Boynu bükük çayıma dördüncü şekeri de attım. Karıştırıp durdum ama yine de tortusu dibinde kaldı. Soğumuştu biraz. Bir dikişte içip, şekeri kaşıkla yedim. Abla eskisi gibi erzak getirmiyor. Çaya ancak bir şeker atabiliyorum evde. Memlekette de kardeşim üç tane atsın diye ben bir tane atardım. Ama diğer kızlar gibi ben de severim şekerli çayı.

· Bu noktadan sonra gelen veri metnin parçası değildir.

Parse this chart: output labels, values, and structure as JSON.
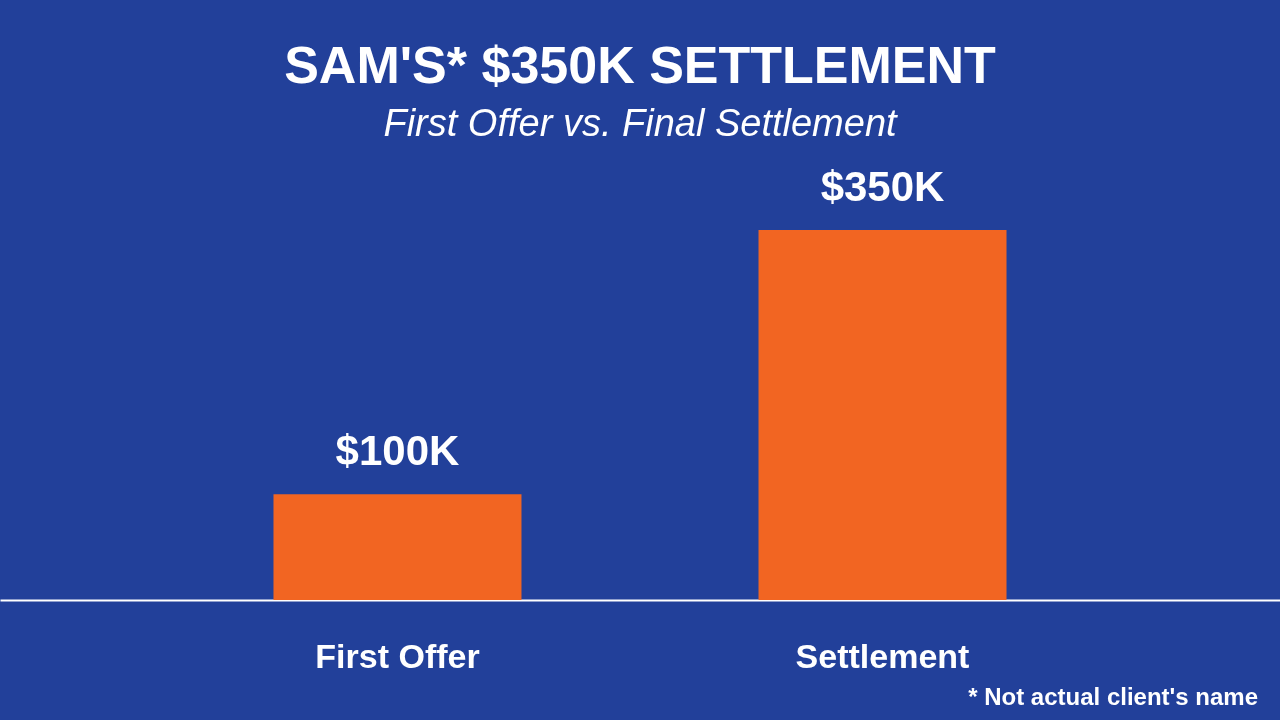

Burası ne güzelmiş. İçerideki mağazalar rengarenk, ışıl ışıl ama ben bu terası daha çok sevdim. Hem havadar, hem sahici.  Üstelik masalarda bir sürü şeker var. Kızlara bakıyorum, giderken biraz atalım cebimize nasılsa bedava diyecek oluyorum. Hepsinin yüzünden düşen bin parça. Tatyana’nın yanaklarından sessiz yaşlar boşanıyor. Gözleri silik bir çizgi gibi, eliyle ovaladıkça daha da siliniyor. Abla, “Akşam alacağım seni” demiş, Mehmet Bey’i kıramazmış. Onun elinden kurtuluş yok, ne yapmalı?  Denizden sıcacık bir rüzgâr esiyor. Yanaklarımı nasıl da okşuyor. Aynı annem gibi. Avuçlarının taze kınası, ellerimi kavrıyor. “Vardır bir çare balam, sakın pes demeyin” diyor.

Kızlara saati gösteriyorum. Aynı anda kalkıyoruz. Masadaki bütün şekerleri çantama atıp, bizim gölümüze benzeyen denizin tuzlu havasını içime çekiyorum. Damağımda şekerli çayın tadı duruyor.